Sunday's result against arch-rivals Arsenal was considerably more significant, however, because it showed how far Tottenham are behind the Premiership's top clubs. They are streets behind.

It showed as well that Tottenham's uniquely intolerant supporters are prepared to change the habits of a lifetime and give this manager their unstinted backing.

At Old Trafford on Sunday, Tottenham started with a sweeper and only one out-and-out striker, setting out to stifle Arsenal in midfield and managing a meagre seven shots all game compared to Arsenal's 21. If George Graham had sent out a team to play like that in an FA Cup semi-final, then the fans would have slaughtered him, but because it was the blessed Glenn who put pragmatism ahead of kamikaze attacking, there has not been a word of criticism.

That is because Spurs fans could never accept Gunner Graham but believe devoutly that Hoddle's second coming at White Hart Lane is his and their destiny. He will lead them into the promised land of eternal glory, glory, Tottenham Hotspur.

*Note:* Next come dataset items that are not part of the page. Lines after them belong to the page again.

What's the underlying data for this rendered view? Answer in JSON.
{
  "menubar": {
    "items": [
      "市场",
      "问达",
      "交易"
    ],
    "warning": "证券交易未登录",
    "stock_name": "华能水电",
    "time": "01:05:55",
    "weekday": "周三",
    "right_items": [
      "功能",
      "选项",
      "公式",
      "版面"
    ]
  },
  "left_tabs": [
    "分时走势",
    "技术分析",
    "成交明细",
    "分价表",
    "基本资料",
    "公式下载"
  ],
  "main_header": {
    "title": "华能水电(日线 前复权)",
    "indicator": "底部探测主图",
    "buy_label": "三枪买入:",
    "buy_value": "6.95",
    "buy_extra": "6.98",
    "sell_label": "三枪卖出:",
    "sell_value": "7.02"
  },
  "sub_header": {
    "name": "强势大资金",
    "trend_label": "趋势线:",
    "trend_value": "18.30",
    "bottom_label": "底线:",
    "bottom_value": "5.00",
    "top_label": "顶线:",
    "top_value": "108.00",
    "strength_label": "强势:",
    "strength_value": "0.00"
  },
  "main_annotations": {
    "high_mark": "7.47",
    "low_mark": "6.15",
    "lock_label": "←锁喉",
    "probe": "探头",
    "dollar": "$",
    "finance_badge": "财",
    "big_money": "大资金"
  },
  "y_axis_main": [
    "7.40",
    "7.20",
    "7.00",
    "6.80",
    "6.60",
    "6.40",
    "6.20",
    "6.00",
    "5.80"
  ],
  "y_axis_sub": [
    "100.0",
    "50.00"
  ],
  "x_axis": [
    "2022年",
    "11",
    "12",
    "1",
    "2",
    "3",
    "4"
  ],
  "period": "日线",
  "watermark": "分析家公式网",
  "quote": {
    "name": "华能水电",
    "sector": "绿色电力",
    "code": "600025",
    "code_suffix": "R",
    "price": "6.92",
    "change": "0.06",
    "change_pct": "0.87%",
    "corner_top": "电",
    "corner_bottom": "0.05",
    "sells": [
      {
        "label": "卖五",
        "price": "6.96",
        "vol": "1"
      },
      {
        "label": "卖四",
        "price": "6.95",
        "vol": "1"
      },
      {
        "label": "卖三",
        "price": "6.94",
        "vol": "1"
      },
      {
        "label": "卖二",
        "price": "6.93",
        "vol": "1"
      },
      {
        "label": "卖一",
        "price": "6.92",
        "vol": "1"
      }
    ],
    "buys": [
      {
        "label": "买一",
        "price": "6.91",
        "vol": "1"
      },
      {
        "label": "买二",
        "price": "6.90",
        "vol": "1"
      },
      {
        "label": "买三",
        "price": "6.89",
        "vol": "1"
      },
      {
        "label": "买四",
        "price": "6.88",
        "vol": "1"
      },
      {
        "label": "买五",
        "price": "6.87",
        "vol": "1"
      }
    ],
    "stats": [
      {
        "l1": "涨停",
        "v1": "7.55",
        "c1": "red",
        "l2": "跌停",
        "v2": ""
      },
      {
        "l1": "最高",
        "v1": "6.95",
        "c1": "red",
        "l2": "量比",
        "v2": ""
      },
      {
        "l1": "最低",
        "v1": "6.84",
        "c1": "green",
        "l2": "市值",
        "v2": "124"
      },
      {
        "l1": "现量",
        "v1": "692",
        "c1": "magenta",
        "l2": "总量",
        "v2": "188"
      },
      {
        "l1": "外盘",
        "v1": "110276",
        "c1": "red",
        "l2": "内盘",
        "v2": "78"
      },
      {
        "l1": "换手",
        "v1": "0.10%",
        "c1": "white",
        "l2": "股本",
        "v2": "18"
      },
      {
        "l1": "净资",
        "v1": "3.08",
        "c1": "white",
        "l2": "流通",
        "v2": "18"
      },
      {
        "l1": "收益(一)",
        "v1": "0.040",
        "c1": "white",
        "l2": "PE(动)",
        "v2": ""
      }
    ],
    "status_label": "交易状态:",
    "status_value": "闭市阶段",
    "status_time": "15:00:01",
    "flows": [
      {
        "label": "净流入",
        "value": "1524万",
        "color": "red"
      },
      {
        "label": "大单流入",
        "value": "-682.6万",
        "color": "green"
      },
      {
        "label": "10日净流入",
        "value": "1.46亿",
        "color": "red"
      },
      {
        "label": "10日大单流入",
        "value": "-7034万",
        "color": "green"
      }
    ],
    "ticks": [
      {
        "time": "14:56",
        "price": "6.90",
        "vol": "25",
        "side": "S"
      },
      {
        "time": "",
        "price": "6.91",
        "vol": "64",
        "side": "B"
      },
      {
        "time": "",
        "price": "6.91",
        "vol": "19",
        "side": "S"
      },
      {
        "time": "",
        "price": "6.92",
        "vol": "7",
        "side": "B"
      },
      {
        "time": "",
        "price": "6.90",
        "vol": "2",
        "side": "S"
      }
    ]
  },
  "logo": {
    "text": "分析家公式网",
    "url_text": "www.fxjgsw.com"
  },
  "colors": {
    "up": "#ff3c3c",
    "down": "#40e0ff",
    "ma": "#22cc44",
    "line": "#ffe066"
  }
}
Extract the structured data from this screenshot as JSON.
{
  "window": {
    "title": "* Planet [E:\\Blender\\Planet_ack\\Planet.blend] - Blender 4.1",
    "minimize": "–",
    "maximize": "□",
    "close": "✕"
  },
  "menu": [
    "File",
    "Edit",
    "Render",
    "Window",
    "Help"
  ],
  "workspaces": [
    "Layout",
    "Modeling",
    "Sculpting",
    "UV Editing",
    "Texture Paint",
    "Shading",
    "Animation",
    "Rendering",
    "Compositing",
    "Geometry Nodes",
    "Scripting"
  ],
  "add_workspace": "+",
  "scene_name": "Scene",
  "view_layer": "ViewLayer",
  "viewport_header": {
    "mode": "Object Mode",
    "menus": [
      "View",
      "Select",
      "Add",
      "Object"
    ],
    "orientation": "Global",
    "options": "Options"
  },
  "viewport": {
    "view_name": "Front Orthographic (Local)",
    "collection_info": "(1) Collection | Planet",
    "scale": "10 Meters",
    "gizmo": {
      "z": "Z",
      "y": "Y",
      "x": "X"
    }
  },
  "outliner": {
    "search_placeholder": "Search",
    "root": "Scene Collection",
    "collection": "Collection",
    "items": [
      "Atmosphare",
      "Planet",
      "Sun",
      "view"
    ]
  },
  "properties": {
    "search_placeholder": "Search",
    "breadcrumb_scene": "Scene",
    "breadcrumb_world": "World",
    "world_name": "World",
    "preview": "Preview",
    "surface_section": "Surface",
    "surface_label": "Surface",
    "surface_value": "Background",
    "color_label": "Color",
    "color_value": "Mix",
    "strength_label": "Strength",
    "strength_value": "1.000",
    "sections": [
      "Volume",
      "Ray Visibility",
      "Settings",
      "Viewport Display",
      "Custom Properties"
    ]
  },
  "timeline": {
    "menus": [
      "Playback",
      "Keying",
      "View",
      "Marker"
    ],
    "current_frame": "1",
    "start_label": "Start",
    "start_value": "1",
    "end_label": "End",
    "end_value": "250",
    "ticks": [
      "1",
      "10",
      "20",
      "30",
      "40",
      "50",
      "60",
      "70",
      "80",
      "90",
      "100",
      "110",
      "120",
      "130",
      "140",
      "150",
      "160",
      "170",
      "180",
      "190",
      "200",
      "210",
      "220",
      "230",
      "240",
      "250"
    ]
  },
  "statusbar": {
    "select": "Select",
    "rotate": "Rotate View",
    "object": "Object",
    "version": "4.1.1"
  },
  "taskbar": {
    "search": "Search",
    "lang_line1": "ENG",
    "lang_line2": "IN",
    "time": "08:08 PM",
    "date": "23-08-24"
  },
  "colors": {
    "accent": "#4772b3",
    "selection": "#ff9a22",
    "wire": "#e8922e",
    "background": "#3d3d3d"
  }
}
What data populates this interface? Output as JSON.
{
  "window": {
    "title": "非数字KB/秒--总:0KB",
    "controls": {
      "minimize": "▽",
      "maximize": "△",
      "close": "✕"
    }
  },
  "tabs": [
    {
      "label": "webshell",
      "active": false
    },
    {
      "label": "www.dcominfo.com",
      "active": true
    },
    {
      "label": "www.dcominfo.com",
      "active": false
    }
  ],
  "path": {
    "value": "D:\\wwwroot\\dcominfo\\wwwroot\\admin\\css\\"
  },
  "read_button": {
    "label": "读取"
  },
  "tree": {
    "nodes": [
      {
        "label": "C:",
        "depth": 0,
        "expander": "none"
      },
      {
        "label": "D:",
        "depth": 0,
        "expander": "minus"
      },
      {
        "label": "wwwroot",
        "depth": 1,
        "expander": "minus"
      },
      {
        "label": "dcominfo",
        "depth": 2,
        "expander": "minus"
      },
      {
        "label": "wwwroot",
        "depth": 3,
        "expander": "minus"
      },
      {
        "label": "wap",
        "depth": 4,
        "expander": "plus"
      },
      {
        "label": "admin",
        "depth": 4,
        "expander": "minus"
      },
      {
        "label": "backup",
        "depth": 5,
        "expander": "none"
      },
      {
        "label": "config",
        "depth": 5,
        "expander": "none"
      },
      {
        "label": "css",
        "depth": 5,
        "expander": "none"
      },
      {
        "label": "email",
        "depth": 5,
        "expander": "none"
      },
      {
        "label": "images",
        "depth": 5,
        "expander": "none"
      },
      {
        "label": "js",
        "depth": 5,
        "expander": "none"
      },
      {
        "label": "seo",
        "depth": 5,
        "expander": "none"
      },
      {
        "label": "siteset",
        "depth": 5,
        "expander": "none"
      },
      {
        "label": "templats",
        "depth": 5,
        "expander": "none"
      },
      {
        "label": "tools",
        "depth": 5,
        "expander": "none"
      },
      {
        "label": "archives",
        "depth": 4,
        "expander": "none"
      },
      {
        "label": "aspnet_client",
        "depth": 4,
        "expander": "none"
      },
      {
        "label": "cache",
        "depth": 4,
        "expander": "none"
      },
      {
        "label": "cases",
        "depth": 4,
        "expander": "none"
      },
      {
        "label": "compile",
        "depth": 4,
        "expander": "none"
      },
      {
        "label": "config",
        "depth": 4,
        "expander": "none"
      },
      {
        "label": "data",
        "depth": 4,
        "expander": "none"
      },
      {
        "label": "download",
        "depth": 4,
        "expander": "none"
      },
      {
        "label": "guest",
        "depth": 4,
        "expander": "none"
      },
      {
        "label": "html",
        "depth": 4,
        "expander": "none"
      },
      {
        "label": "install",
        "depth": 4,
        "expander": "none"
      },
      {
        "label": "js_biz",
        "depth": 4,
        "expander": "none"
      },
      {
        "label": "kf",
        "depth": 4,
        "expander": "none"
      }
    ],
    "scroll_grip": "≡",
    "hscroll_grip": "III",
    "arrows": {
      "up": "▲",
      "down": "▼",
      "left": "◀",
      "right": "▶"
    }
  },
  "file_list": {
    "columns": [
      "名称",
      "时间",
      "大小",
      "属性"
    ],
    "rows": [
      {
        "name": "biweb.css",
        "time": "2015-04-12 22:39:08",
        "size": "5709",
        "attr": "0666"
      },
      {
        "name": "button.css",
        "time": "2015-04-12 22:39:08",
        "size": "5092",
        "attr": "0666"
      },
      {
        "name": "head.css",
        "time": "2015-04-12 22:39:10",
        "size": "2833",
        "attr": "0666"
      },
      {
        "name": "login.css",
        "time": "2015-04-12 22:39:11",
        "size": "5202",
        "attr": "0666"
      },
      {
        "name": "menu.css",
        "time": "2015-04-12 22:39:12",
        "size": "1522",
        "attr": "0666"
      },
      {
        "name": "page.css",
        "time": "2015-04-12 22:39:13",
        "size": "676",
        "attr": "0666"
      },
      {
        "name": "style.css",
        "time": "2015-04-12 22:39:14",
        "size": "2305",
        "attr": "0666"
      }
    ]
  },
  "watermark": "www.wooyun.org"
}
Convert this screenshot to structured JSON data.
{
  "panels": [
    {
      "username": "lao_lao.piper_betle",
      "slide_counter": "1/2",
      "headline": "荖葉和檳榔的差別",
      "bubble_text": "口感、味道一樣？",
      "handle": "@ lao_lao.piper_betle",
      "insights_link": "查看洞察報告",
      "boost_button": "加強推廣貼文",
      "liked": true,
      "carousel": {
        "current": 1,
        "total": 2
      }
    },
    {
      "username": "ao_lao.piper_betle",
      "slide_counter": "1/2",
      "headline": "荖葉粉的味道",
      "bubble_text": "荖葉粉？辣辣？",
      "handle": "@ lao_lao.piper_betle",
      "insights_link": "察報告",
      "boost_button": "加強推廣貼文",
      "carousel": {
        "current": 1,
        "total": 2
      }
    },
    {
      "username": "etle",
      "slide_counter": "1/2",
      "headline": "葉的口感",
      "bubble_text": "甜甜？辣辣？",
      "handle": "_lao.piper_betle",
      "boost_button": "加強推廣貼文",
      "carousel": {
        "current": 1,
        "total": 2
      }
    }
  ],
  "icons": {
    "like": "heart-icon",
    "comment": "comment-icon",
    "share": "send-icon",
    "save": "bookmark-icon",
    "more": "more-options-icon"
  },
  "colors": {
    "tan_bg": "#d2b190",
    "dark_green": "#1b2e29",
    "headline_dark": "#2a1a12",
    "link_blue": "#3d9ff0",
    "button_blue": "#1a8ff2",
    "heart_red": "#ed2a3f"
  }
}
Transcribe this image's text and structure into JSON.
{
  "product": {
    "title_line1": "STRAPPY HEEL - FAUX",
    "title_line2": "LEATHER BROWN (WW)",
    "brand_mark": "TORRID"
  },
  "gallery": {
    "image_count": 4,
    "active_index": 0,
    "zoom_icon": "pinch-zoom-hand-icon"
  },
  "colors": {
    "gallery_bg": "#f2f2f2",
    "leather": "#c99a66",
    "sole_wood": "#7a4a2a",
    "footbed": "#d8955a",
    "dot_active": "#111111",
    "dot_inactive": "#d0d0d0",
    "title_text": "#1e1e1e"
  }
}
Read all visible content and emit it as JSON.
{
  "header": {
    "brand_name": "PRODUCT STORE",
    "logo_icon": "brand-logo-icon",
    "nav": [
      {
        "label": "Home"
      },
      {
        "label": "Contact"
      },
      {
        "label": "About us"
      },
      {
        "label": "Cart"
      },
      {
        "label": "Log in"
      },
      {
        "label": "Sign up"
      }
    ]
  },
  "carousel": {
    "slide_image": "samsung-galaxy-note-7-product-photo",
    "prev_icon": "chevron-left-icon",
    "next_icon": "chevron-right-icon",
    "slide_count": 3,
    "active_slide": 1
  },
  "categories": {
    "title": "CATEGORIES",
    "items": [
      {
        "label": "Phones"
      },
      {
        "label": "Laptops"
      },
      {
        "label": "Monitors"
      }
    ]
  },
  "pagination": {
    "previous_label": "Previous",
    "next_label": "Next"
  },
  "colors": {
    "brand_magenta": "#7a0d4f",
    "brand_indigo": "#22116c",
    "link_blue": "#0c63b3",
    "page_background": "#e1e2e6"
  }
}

It is bovine excrement of course. If Hoddle does achieve success at Spurs it won't be because it was preordained. If the way he organised things when he was in charge at Swindon, Chelsea and Southampton are anything to go by, it will be achieved with as much concentration on defence and endeavour as any of Graham's teams. If Hoddle does well, it will be more about kicking than kismet.

But Spurs fans probably won't notice. They'll kid themselves that Hod the god has produced fantasy football. Fantasy and delusions come easily to Tottenham supporters. After all, you need to raid the archives of black and white Path? newsreels to get footage of either of the dimly-remembered times Spurs won the League, yet their fans believe for some reason they have a glorious heritage of fine football.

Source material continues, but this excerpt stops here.